# N/A vs FI vr6



## chadbaxtrom (Oct 23, 2008)

I've been piecing together a turbo kit for my 2000 jetta vr for the last 2 years. I'm so close to finishing but my friends are trying to talk me out of it. I have too much money invested to turn back now but i'm looking for other opinions. I was thinking of buying a block to build and drop it in but they don't seem to think its worth it. Should I sell everything and keep it N/A or go through with it. Also a thought is to trade for a supercharger kit. Any thoughts/suggestions?? Any would be greatly appreciated

Tips on the build would also be helpful...links or anyone with experience


----------



## 3WheelnGTi (Jan 19, 2008)

Go through with it , boosted vr's are a blast to drive.


----------



## TBT-Syncro (Apr 28, 2001)

there are lots of motors that make great NA builds, the VR isnt one of them.


----------



## PjS860ct (Dec 22, 2002)

First get new friends second do what you want to do n do it right... third have fun with a boosted vr6 when u finish it:beer:


----------



## 12V_VR (Aug 11, 2010)

Your friends are jealous . Boosted vr's are dope ! I love mine, it sounds amazing


----------



## pimS (Jan 7, 2009)

they are just afraid to get their asses kicked by a VW


----------



## chadbaxtrom (Oct 23, 2008)

They all have vw's. One has ls 300 with 2jz


----------



## masterqaz (Oct 5, 2007)

TBT-Syncro said:


> there are lots of motors that make great NA builds, the VR isnt one of them.


this


----------



## Capt.Dreadz (Jun 4, 2003)

TBT-Syncro said:


> there are lots of motors that make great NA builds, the VR isnt one of them.


Truth.

You'll spend the same amount as a turbo setup and only have a fraction of the power. You have to be real committed to an n/a build.


----------



## 24vGTiVR6 (Sep 14, 2010)

if you have the parts throw them in...... that's insanity to collect for so long and not do it

besides VRT's are wicked fun to drive.... I've never regretted going F/I.


----------



## masterqaz (Oct 5, 2007)

pretty sure we have a 10 sec qm na vr kicking around here somewhere.


----------



## PjS860ct (Dec 22, 2002)

i doubt you will see a VR6 without any power adders in the 10s... 11.8 is the fastest last year as far as I know... and 12.6 is the 2nd fastest in the 2011 race ladder

if you want a 10sec all motor car, get a Honda hatch with a... K or B and even H


----------



## Capt.Dreadz (Jun 4, 2003)

masterqaz said:


> pretty sure we have a 10 sec qm na vr kicking around here somewhere.

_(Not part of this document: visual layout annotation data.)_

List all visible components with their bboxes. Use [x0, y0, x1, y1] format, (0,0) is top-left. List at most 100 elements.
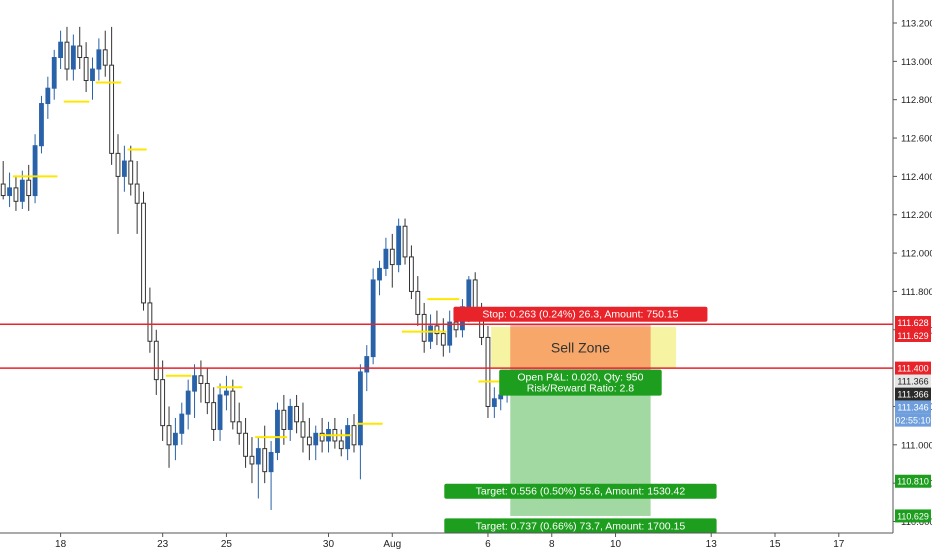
candle — [434, 310, 440, 346]
candle — [204, 368, 210, 415]
candle-body — [147, 302, 153, 342]
candle-body — [192, 375, 197, 392]
target1-label: Target: 0.556 (0.50%) 55.6, Amount: 1530… — [444, 483, 717, 499]
candle-body — [51, 57, 57, 89]
candle-body — [77, 45, 83, 59]
pnl-label-text: Risk/Reward Ratio: 2.8 — [527, 383, 635, 395]
candle — [51, 49, 57, 100]
candle — [287, 398, 293, 441]
candle-body — [409, 256, 414, 292]
price-tick-label: 112.800 — [901, 95, 932, 106]
candle-body — [70, 45, 76, 70]
candle — [389, 233, 395, 288]
price-tag-bg — [895, 413, 931, 427]
candle-body — [153, 340, 159, 381]
target2-label: Target: 0.737 (0.66%) 73.7, Amount: 1700… — [444, 518, 717, 534]
price-tag: 111.366 — [895, 387, 931, 401]
candle-body — [115, 152, 121, 177]
candle-body — [185, 390, 191, 415]
target2-label-text: Target: 0.737 (0.66%) 73.7, Amount: 1700… — [476, 520, 686, 532]
candle-body — [90, 68, 95, 82]
candle-body — [345, 425, 351, 450]
candle-body — [96, 49, 102, 70]
candle-body — [39, 103, 44, 147]
sell-zone-label: Sell Zone — [551, 340, 610, 356]
candle-body — [102, 49, 108, 66]
candle — [306, 417, 312, 461]
price-tag-bg — [895, 315, 931, 329]
candle-body — [364, 356, 370, 373]
candle-body — [402, 225, 408, 258]
price-tick-label: 112.400 — [901, 172, 932, 183]
candle — [153, 329, 159, 395]
candle — [383, 237, 389, 277]
candle-body — [249, 455, 255, 465]
candle — [179, 402, 185, 445]
position-labels: Stop: 0.263 (0.24%) 26.3, Amount: 750.15… — [444, 306, 717, 534]
candle — [415, 276, 421, 326]
price-tick-label: 113.000 — [901, 57, 932, 68]
sell-zone-overlap — [510, 326, 651, 369]
price-tick-label: 112.600 — [901, 134, 932, 145]
price-tag-text: 02:55:10 — [895, 416, 930, 426]
candle-body — [179, 413, 185, 434]
candle-body — [306, 436, 312, 446]
price-tag-text: 111.346 — [897, 403, 928, 413]
candle — [39, 95, 44, 154]
price-tag: 110.810 — [895, 474, 931, 488]
candle-body — [268, 451, 274, 473]
level-markers — [12, 81, 504, 439]
candle — [77, 26, 83, 70]
candle-body — [7, 187, 12, 197]
candle — [70, 34, 76, 81]
price-tag-bg — [895, 328, 931, 342]
candle — [396, 218, 402, 273]
candle — [147, 287, 153, 353]
candle-body — [453, 321, 459, 331]
candle — [64, 26, 70, 81]
time-tick-label: 8 — [549, 539, 555, 550]
candle — [13, 176, 19, 211]
price-tag-text: 111.400 — [897, 364, 928, 374]
candle — [217, 383, 223, 441]
candle — [370, 268, 376, 365]
candle — [0, 161, 6, 200]
candle — [268, 440, 274, 510]
candle-body — [370, 279, 376, 358]
candle — [351, 414, 357, 453]
price-tag: 111.629 — [895, 328, 931, 342]
candle-body — [255, 448, 261, 465]
price-tag: 02:55:10 — [895, 413, 931, 427]
price-tag-bg — [895, 387, 931, 401]
candle — [128, 145, 134, 196]
candle-body — [32, 145, 38, 197]
candle-body — [160, 379, 166, 427]
candle-body — [383, 248, 389, 269]
candle-body — [485, 336, 491, 407]
time-tick-label: 18 — [55, 539, 67, 550]
candle-body — [13, 187, 19, 202]
candle — [313, 425, 319, 461]
time-tick-label: 23 — [157, 539, 169, 550]
candle-body — [428, 325, 433, 342]
candle-body — [377, 267, 382, 281]
candle — [58, 30, 64, 70]
target1-label-text: Target: 0.556 (0.50%) 55.6, Amount: 1530… — [476, 486, 686, 498]
candle — [421, 302, 427, 353]
price-tick-label: 113.200 — [901, 19, 932, 30]
candle-body — [472, 279, 478, 312]
horizontal-lines[interactable] — [0, 323, 893, 369]
candle-body — [83, 57, 89, 82]
candle — [409, 245, 414, 300]
price-tick-label: 111.000 — [901, 440, 932, 451]
candle — [134, 161, 140, 234]
candle — [26, 164, 32, 211]
candle-body — [294, 405, 300, 423]
candle-body — [466, 279, 472, 308]
time-tick-label: 6 — [485, 539, 491, 550]
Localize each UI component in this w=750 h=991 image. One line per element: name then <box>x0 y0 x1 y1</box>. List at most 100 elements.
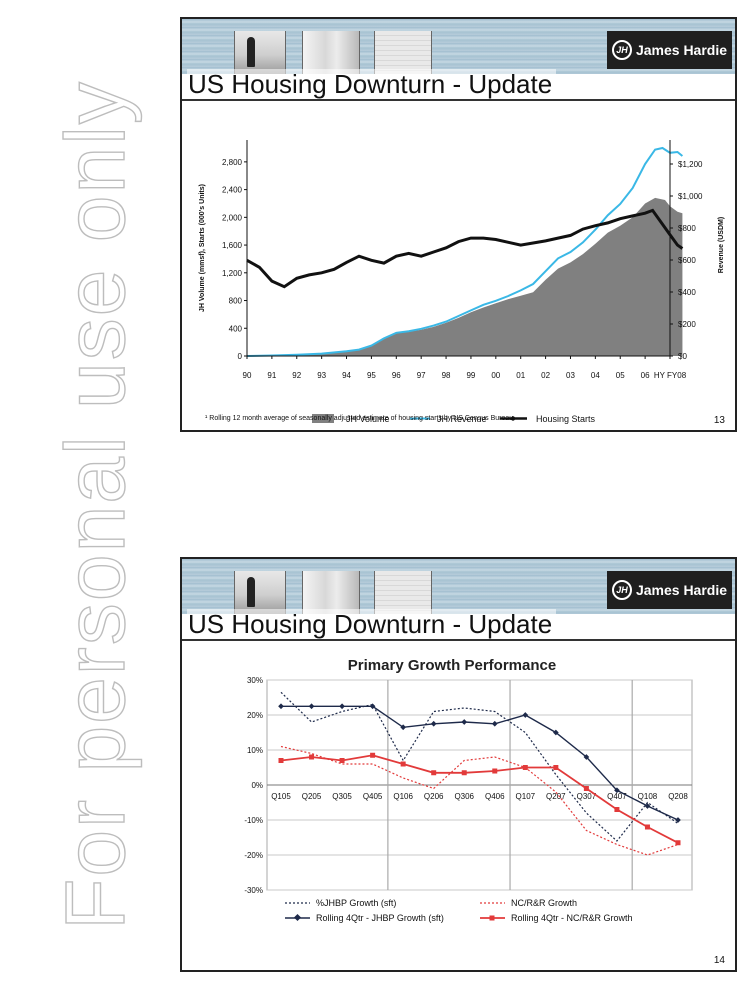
x-tick-label: Q306 <box>454 792 474 801</box>
x-tick-label: 96 <box>392 371 401 380</box>
y-tick-label: -20% <box>244 851 263 860</box>
x-tick-label: 05 <box>616 371 625 380</box>
x-tick-label: Q208 <box>668 792 688 801</box>
x-tick-label: Q105 <box>271 792 291 801</box>
data-point <box>278 703 284 710</box>
y-tick-label: 2,000 <box>222 213 243 222</box>
legend-marker-housing-starts <box>510 416 516 421</box>
x-tick-label: Q206 <box>424 792 444 801</box>
legend-label-rolling-jhbp: Rolling 4Qtr - JHBP Growth (sft) <box>316 913 444 923</box>
x-tick-label: Q106 <box>393 792 413 801</box>
y-tick-label: -30% <box>244 886 263 895</box>
data-point <box>370 752 376 758</box>
y2-tick-label: $1,200 <box>678 160 703 169</box>
legend-swatch-jh-volume <box>312 414 334 423</box>
x-tick-label: 93 <box>317 371 326 380</box>
logo-text: James Hardie <box>635 582 728 598</box>
slide-title: US Housing Downturn - Update <box>187 609 557 640</box>
x-tick-label: 03 <box>566 371 575 380</box>
banner: JH James Hardie <box>182 19 735 74</box>
y-tick-label: 0 <box>238 352 243 361</box>
data-point <box>309 754 315 760</box>
legend-label-jh-volume: JH Volume <box>346 414 390 424</box>
title-divider <box>182 639 735 641</box>
banner-photo <box>374 571 432 614</box>
legend: JH Volume JH Revenue Housing Starts <box>312 414 596 424</box>
x-tick-label: HY FY08 <box>654 371 687 380</box>
legend-label-jh-revenue: JH Revenue <box>437 414 487 424</box>
slide-14: JH James Hardie US Housing Downturn - Up… <box>180 557 737 972</box>
housing-chart: 04008001,2001,6002,0002,4002,800$0$200$4… <box>199 140 725 424</box>
title-divider <box>182 99 735 101</box>
data-point <box>614 807 620 812</box>
data-point <box>461 719 468 725</box>
y-tick-label: 10% <box>247 746 263 755</box>
series-line-1 <box>280 745 679 856</box>
legend-label-rolling-ncrr: Rolling 4Qtr - NC/R&R Growth <box>511 913 633 923</box>
jh-logo-icon: JH <box>611 40 632 60</box>
james-hardie-logo: JH James Hardie <box>607 571 732 609</box>
series-line-0 <box>280 691 679 842</box>
y-tick-label: -10% <box>244 816 263 825</box>
series-housing-starts-line <box>246 208 684 289</box>
y-tick-label: 2,400 <box>222 186 243 195</box>
y2-tick-label: $800 <box>678 224 696 233</box>
x-tick-label: 98 <box>442 371 451 380</box>
data-point <box>644 803 651 809</box>
data-point <box>400 724 406 731</box>
page-number: 13 <box>713 415 725 426</box>
person-figure <box>247 577 255 607</box>
x-tick-label: 90 <box>243 371 252 380</box>
x-tick-label: 06 <box>641 371 650 380</box>
x-tick-label: 97 <box>417 371 426 380</box>
footnote: ¹ Rolling 12 month average of seasonally… <box>205 415 516 422</box>
y2-tick-label: $200 <box>678 320 696 329</box>
data-point <box>583 786 589 791</box>
james-hardie-logo: JH James Hardie <box>607 31 732 69</box>
y-tick-label: 1,200 <box>222 269 243 278</box>
data-point <box>461 770 467 776</box>
data-point <box>400 761 406 767</box>
data-point <box>430 720 437 727</box>
y-tick-label: 1,600 <box>222 241 243 250</box>
x-tick-label: 04 <box>591 371 600 380</box>
x-tick-label: 94 <box>342 371 351 380</box>
legend-label-housing-starts: Housing Starts <box>536 414 596 424</box>
slide-13: JH James Hardie US Housing Downturn - Up… <box>180 17 737 432</box>
banner: JH James Hardie <box>182 559 735 614</box>
x-tick-label: 99 <box>466 371 475 380</box>
data-point <box>583 754 590 760</box>
y-tick-label: 20% <box>247 711 263 720</box>
data-point <box>522 712 529 718</box>
x-tick-label: Q205 <box>302 792 322 801</box>
banner-photo <box>302 571 360 614</box>
x-tick-label: Q407 <box>607 792 627 801</box>
y2-tick-label: $400 <box>678 288 696 297</box>
x-tick-label: 01 <box>516 371 525 380</box>
data-point <box>278 758 284 763</box>
x-tick-label: Q207 <box>546 792 566 801</box>
data-point <box>369 703 376 710</box>
data-point <box>339 758 345 763</box>
y-tick-label: 400 <box>229 324 243 333</box>
x-tick-label: 95 <box>367 371 376 380</box>
y-tick-label: 2,800 <box>222 158 243 167</box>
data-point <box>553 765 559 770</box>
logo-text: James Hardie <box>635 42 728 58</box>
data-point <box>675 817 681 823</box>
series-line-3 <box>280 754 679 844</box>
banner-photo <box>374 31 432 74</box>
slide-title: US Housing Downturn - Update <box>187 69 557 100</box>
data-point <box>614 787 620 794</box>
data-point <box>491 720 498 727</box>
legend-label-ncrr-growth: NC/R&R Growth <box>511 898 577 908</box>
series-jh-volume-area <box>247 197 683 356</box>
legend-label-jhbp-growth: %JHBP Growth (sft) <box>316 898 396 908</box>
x-tick-label: Q307 <box>577 792 597 801</box>
banner-photo <box>234 571 286 614</box>
y2-tick-label: $1,000 <box>678 192 703 201</box>
x-tick-label: 02 <box>541 371 550 380</box>
series-line-2 <box>281 705 679 821</box>
y2-tick-label: $600 <box>678 256 696 265</box>
x-tick-label: Q405 <box>363 792 383 801</box>
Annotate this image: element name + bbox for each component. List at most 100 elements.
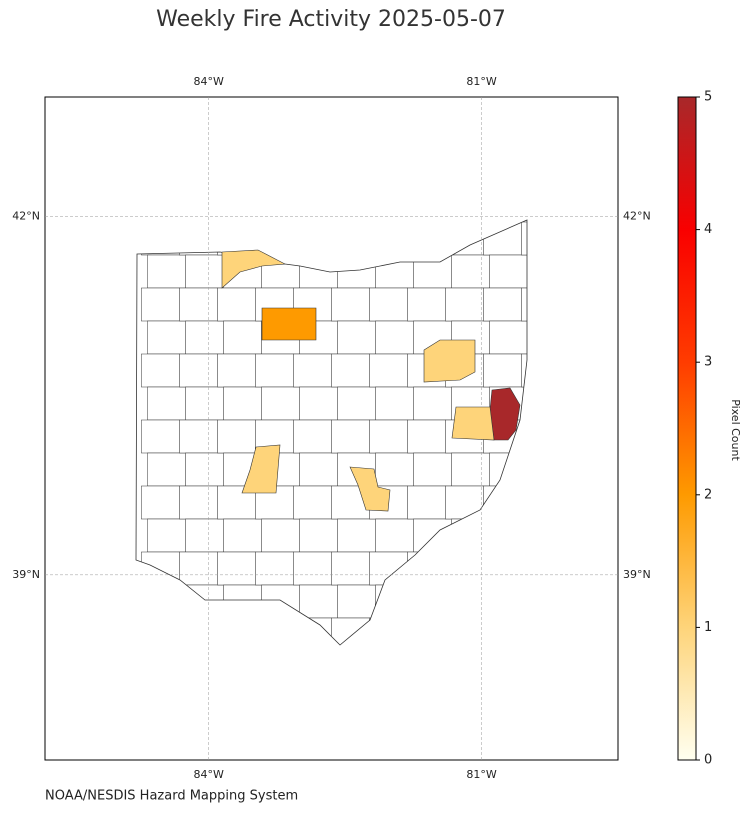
y-tick-label: 39°N [12, 568, 40, 581]
county [413, 584, 452, 619]
county [483, 287, 522, 322]
county [369, 221, 408, 256]
county [299, 386, 338, 421]
y-tick-label: 39°N [623, 568, 651, 581]
county [331, 221, 370, 256]
fire-county [261, 307, 317, 341]
county [217, 287, 256, 322]
county [141, 221, 180, 256]
colorbar-tick-label: 5 [704, 90, 712, 105]
county [179, 221, 218, 256]
county [141, 485, 180, 520]
county [141, 617, 180, 645]
county [369, 617, 408, 645]
county [293, 617, 332, 645]
county [223, 320, 262, 355]
county [527, 321, 565, 354]
colorbar-tick-label: 1 [704, 620, 712, 635]
fire-county [349, 466, 391, 512]
county [299, 584, 338, 619]
x-tick-label: 81°W [466, 768, 496, 781]
title: Weekly Fire Activity 2025-05-07 [156, 7, 506, 32]
county [445, 485, 484, 520]
county [413, 452, 452, 487]
county [527, 255, 565, 288]
county [147, 584, 186, 619]
county [217, 617, 256, 645]
county [185, 584, 224, 619]
county [407, 617, 446, 645]
fire-county [423, 339, 476, 383]
county [407, 485, 446, 520]
county [369, 419, 408, 454]
county [217, 419, 256, 454]
county [489, 320, 527, 355]
county [331, 617, 370, 645]
county [217, 551, 256, 586]
county [185, 254, 224, 289]
county [255, 353, 294, 388]
county [141, 287, 180, 322]
county [483, 617, 522, 645]
colorbar [677, 96, 697, 761]
county [185, 386, 224, 421]
county [521, 485, 527, 520]
county [217, 221, 256, 256]
fire-county [451, 406, 495, 441]
colorbar-tick-label: 0 [704, 753, 712, 768]
fire-county [241, 444, 281, 494]
x-tick-label: 84°W [194, 75, 224, 88]
county [451, 518, 490, 553]
county [223, 518, 262, 553]
county [521, 617, 527, 645]
county [141, 419, 180, 454]
county [261, 584, 300, 619]
county [445, 617, 484, 645]
county [407, 419, 446, 454]
county [331, 551, 370, 586]
county [375, 386, 414, 421]
county [255, 221, 294, 256]
county [217, 353, 256, 388]
county [369, 551, 408, 586]
county [375, 452, 414, 487]
county [489, 254, 527, 289]
county [299, 518, 338, 553]
county [293, 419, 332, 454]
county [451, 452, 490, 487]
county [255, 551, 294, 586]
colorbar-tick-label: 4 [704, 222, 712, 237]
y-tick-label: 42°N [623, 209, 651, 222]
county [185, 518, 224, 553]
county [527, 387, 565, 420]
county [521, 551, 527, 586]
county [489, 584, 527, 619]
x-tick-label: 81°W [466, 75, 496, 88]
fire-county [221, 249, 287, 289]
county [483, 353, 522, 388]
county [489, 518, 527, 553]
county [179, 353, 218, 388]
county [141, 551, 180, 586]
county [179, 419, 218, 454]
county [527, 453, 565, 486]
county [223, 386, 262, 421]
county [413, 254, 452, 289]
county [527, 519, 565, 552]
county [293, 221, 332, 256]
county [185, 320, 224, 355]
county [483, 485, 522, 520]
county [293, 551, 332, 586]
county [331, 287, 370, 322]
county [369, 353, 408, 388]
county [445, 221, 484, 256]
county [445, 551, 484, 586]
county [527, 585, 565, 618]
county [185, 452, 224, 487]
county [147, 320, 186, 355]
county [337, 320, 376, 355]
county [521, 287, 527, 322]
county [179, 485, 218, 520]
county [147, 254, 186, 289]
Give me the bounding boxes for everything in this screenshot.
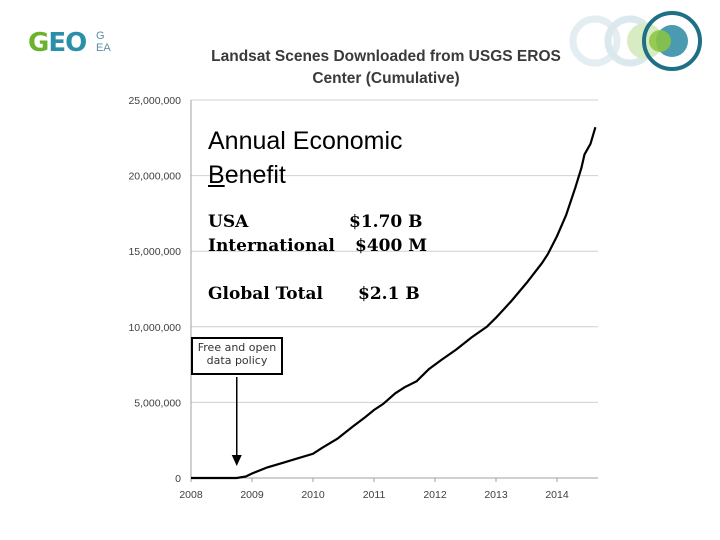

There ain't none. Sucks. Honda guy are running that all day on a nearly stock K-Series.


----------



## AJmustDIE (Dec 22, 2010)

TBT-Syncro said:


> there are lots of motors that make great NA builds, the VR isnt one of them.





Capt.Dreadz said:


> There ain't none. Sucks. Honda guy are running that all day on a nearly stock K-Series.






PjS860ct said:


> i doubt you will see a VR6 without any power adders in the 10s... 11.8 is the fastest last year as far as I know... and 12.6 is the 2nd fastest in the 2011 race ladder


Truth about the 10's thing, but there are a few guys floating around the low 12's, and root beer ran 12.4 all motor 12v, with room to grow. But he got rid of his 12v stuff,


----------



## Capt.Dreadz (Jun 4, 2003)

I must admit, i would love to see what a hogged out 3.6 could do.  Their ports are HUGE.








_*pic courtesy of GT42*_


----------



## sTT eV6 (Oct 26, 2010)

That 3.6 head is dope and may be my next upgrade..if it will fit.
FI is a big commitment, but the rewards are worth it.
Steve


----------



## chadbaxtrom (Oct 23, 2008)

Up


----------



## vergessen wir es (May 12, 2010)

We love em but the VR6 is special-ED. IMHO, not the best bang for the buck NA or FI.
But it is one of those motors that can take the beating stock. I would do it again.


----------



## chadbaxtrom (Oct 23, 2008)

ttt


----------



## AJmustDIE (Dec 22, 2010)

Why are you bumping? The information has been dealt.


----------



## chadbaxtrom (Oct 23, 2008)

AJmustDIE said:


> Why are you bumping? The information has been dealt.


I mean is it hurting you that I bumped it? Maybe Id like more opinions/info. If you don't like it don't read it or reply. Thanks pal


----------



## Scooz (Sep 20, 2010)

Give me your parts and stay N/A. lol Idk what your friends are smoking but make it a vrt. Like everyone else said they're a great motor to take a beating and they are one of the best sounding motors when turbo, or n/a. Youll have alot more fun turbo.


----------



## GinsterMan98 (May 19, 2008)

Chad, you know who to contact. He will set you straight.


----------



## websaabn (May 23, 2003)

Yep boost+ vr = win all day, but i am more a S/C guy ( :


----------



## dubinsincuwereindiapers (Jan 16, 2008)

OP...

The only thing gheyer than your friends; is YOU if you listen to them..


----------